Of course I do, I’m always first to the bar in the catering carriage too. What are you having?

What's your Saturday night record?

Last Saturday it was Marah’s Kids In Philly, it makes me want to put junk in my hair and sit at a bar and do shots, preferably in New York. Though my neighbourhood is very far from NYC both mentally and physically, sadly.

Who was the last band you saw and did they give value for money?

I’m very lucky in that I don’t have to pay to go to most gigs – though I did pay for my Kate Bush tickets – but the last band I saw was Red Fang at the Electric Ballroom in Camden and they were worth the price of admission, I’m sure. It’s the Manics next and even though they’re mates they’re always great value live, I think they still mean it, so many bands don’t.
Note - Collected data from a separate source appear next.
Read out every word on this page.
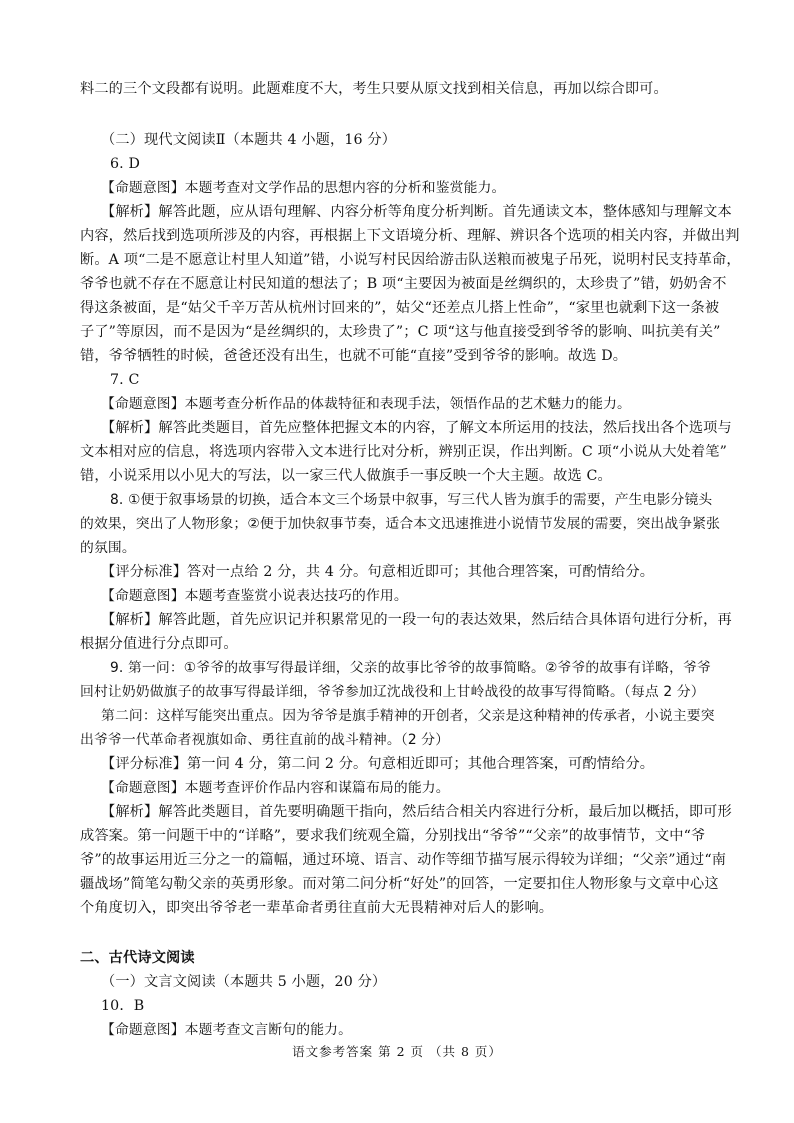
料二的三个文段都有说明。此题难度不大，考生只要从原文找到相关信息，再加以综合即可。
（二）现代文阅读Ⅱ（本题共 4 小题，16 分）
6. D
【命题意图】本题考查对文学作品的思想内容的分析和鉴赏能力。
【解析】解答此题，应从语句理解、内容分析等角度分析判断。首先通读文本，整体感知与理解文本
内容，然后找到选项所涉及的内容，再根据上下文语境分析、理解、辨识各个选项的相关内容，并做出判
断。A 项“二是不愿意让村里人知道”错，小说写村民因给游击队送粮而被鬼子吊死，说明村民支持革命，
爷爷也就不存在不愿意让村民知道的想法了；B 项“主要因为被面是丝绸织的，太珍贵了”错，奶奶舍不
得这条被面，是“姑父千辛万苦从杭州讨回来的”，姑父“还差点儿搭上性命”，“家里也就剩下这一条被
子了”等原因，而不是因为“是丝绸织的，太珍贵了”；C 项“这与他直接受到爷爷的影响、叫抗美有关”
错，爷爷牺牲的时候，爸爸还没有出生，也就不可能“直接”受到爷爷的影响。故选 D。
7. C
【命题意图】本题考查分析作品的体裁特征和表现手法，领悟作品的艺术魅力的能力。
【解析】解答此类题目，首先应整体把握文本的内容，了解文本所运用的技法，然后找出各个选项与
文本相对应的信息，将选项内容带入文本进行比对分析，辨别正误，作出判断。C 项“小说从大处着笔”
错，小说采用以小见大的写法，以一家三代人做旗手一事反映一个大主题。故选 C。
8. ①便于叙事场景的切换，适合本文三个场景中叙事，写三代人皆为旗手的需要，产生电影分镜头
的效果，突出了人物形象；②便于加快叙事节奏，适合本文迅速推进小说情节发展的需要，突出战争紧张
的氛围。
【评分标准】答对一点给 2 分，共 4 分。句意相近即可；其他合理答案，可酌情给分。
【命题意图】本题考查鉴赏小说表达技巧的作用。
【解析】解答此题，首先应识记并积累常见的一段一句的表达效果，然后结合具体语句进行分析，再
根据分值进行分点即可。
9. 第一问：①爷爷的故事写得最详细，父亲的故事比爷爷的故事简略。②爷爷的故事有详略，爷爷
回村让奶奶做旗子的故事写得最详细，爷爷参加辽沈战役和上甘岭战役的故事写得简略。（每点 2 分）
第二问：这样写能突出重点。因为爷爷是旗手精神的开创者，父亲是这种精神的传承者，小说主要突
出爷爷一代革命者视旗如命、勇往直前的战斗精神。（2 分）
【评分标准】第一问 4 分，第二问 2 分。句意相近即可；其他合理答案，可酌情给分。
【命题意图】本题考查评价作品内容和谋篇布局的能力。
【解析】解答此类题目，首先要明确题干指向，然后结合相关内容进行分析，最后加以概括，即可形
成答案。第一问题干中的“详略”，要求我们统观全篇，分别找出“爷爷”“父亲”的故事情节，文中“爷
爷”的故事运用近三分之一的篇幅，通过环境、语言、动作等细节描写展示得较为详细；“父亲”通过“南
疆战场”简笔勾勒父亲的英勇形象。而对第二问分析“好处”的回答，一定要扣住人物形象与文章中心这
个角度切入，即突出爷爷老一辈革命者勇往直前大无畏精神对后人的影响。
二、古代诗文阅读
（一）文言文阅读（本题共 5 小题，20 分）
10．B
【命题意图】本题考查文言断句的能力。
语文参考答案 第 2 页 （共 8 页）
Got any advice for Mick Jagger?

Mean it.

Any plans to do another Perfect 10?

Yes, we always have plans to do another 10, there’ll be no more live ones, but there will be more 10s at some point, probably in the field somewhere, as it were, but we’ll do it.

Tell us something about yourself we might not know.

Geddy Lee is my homey. Though I think quite a lot of people might know that, and I have the last paragraph of the Great Gatsby tattooed on my person.

Geddy Lee. Or is it Bono?

1 comment:

  1. Interesting geezer, though I've never heard of him! Not sure about The Manics still 'meaning it', though - whatever 'it' may be - MOR Radio 2 rock?